Robert Morgan, director at Hamilton Bailey which advises suppliers, says the big Indian players have got plenty of cash but what they do with it now could determine their future. They have to get their cloud computing strategies right if they are to continue to prosper.

"They can sit on it and ride out the recession or be bold and buy someone," he added. "They could buy a network provider to extend their range into cloud computing."

Threats will come from new players who want to deliver services through the cloud, but if Indian companies make the right investments now, they can sustain their presence.

Indian supplier Mahindra Satyam has a cloud computing strategy, but the $1bn fraud that hit the company earlier this year has made it less of a priority.

"We were one of the first to adopt and build service offerings around cloud computing and SaaS. The events of January 2009 have relegated our efforts to the background and so it is a case of when we re-start this," said a spokesperson.

The spokesperson did not rule out acquisitions. "We believe this is an important area of focus in our growth strategy and we will consider all options to supplement our capabilities in this segment."

India's biggest offshore IT service provider Tata Consultancy Services (TCS) is piloting a cloud computing service in India. It is being tried out among Indian SMEs but the concept can be transferred to other regions and up to corporate level if the demand is there.

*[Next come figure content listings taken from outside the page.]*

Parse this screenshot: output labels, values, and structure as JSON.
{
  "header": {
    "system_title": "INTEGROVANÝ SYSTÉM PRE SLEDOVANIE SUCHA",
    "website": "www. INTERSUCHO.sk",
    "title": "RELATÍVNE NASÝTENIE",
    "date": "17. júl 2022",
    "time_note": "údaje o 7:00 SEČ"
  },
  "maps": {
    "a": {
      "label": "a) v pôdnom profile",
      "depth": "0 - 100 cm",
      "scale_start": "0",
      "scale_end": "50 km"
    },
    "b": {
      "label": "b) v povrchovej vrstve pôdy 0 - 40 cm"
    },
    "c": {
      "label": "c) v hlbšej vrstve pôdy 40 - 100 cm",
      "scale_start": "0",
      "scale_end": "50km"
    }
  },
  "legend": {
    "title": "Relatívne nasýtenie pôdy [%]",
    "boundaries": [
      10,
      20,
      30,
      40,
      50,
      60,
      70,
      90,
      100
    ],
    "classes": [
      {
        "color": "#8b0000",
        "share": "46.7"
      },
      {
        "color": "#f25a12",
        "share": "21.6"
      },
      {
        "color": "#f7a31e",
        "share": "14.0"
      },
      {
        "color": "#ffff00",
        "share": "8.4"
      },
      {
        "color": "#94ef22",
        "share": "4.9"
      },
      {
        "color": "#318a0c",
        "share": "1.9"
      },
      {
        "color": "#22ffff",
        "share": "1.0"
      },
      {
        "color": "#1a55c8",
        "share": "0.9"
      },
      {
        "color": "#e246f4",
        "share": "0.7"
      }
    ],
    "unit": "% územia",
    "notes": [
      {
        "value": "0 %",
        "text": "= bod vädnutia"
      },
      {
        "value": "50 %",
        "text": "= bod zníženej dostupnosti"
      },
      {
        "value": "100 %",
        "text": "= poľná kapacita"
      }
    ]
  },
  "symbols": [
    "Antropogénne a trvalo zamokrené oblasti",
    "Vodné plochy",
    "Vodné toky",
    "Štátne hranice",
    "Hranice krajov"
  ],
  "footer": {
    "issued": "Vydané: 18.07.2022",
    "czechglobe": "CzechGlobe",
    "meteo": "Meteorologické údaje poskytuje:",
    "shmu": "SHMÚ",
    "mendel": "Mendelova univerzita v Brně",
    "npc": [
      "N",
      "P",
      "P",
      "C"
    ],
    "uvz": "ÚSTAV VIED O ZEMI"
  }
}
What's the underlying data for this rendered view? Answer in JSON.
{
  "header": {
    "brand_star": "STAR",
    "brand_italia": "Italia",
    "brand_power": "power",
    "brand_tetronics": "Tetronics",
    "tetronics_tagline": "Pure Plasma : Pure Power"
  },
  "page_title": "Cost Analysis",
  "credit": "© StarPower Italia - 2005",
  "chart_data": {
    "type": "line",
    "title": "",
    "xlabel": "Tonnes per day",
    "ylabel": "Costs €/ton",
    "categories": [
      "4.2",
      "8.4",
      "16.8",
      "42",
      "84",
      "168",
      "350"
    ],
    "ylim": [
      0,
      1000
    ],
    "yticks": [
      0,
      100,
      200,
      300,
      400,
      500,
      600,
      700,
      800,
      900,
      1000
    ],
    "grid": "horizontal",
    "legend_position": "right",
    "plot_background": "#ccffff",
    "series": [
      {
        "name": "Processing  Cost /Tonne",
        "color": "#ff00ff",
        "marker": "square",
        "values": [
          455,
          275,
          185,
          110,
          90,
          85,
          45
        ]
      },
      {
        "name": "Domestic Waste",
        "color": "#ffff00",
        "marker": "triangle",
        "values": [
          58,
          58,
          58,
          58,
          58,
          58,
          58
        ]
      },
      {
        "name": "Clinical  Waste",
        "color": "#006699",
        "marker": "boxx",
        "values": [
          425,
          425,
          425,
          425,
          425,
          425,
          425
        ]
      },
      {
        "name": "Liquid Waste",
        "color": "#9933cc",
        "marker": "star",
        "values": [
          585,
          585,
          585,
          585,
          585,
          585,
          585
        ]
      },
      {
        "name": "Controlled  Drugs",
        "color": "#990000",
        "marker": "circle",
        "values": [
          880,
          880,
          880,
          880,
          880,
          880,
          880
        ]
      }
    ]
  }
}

One project is a core banking system in the cloud aimed at small banks.

"We are providing services ranging from e-mail and networking right up to applications such as HR and finance," said Pradipta Bagchi, head of global communications at TCS. "All of this is charged on a per-use basis."

Subhash Dhar, senior vice-president at Infosys, heads up the company's Communications Service Providers business unit. He says cloud computing is certainly an emerging space for Infosys.

"Acceptance of virtualised computing infrastructure and applications are on the rise as clients struggle to do more with less. However, we see a bigger opportunity in platform-based services where enterprises can transfer their technology risk to us and consume services on demand."

He said this model comprises good services which are highly commoditised where it makes sense to share costs with others and for services which are emerging.

"For these there is not a strong business case yet for investment in technology and process infrastructure."

He said Infosys has launched four cloud services platforms and has more in development.

Matt Havens, director at Indian supplier Cognizant Business Consultancy, says the company is also building cloud computing platforms. "We offer BPO services and these platforms will make it possible to deliver these services via the cloud."

He says all system integration companies will have to change. "Companies in this space make money from implementation and maintenance of software. There are companies that will have to find new ways to make money and cloud computing is a way to do so."

Bindi Bhullar, head of marketing and alliances, Europe at Indian Supplier, said it will be surprising if any serious IT company does not have a cloud computing strategy.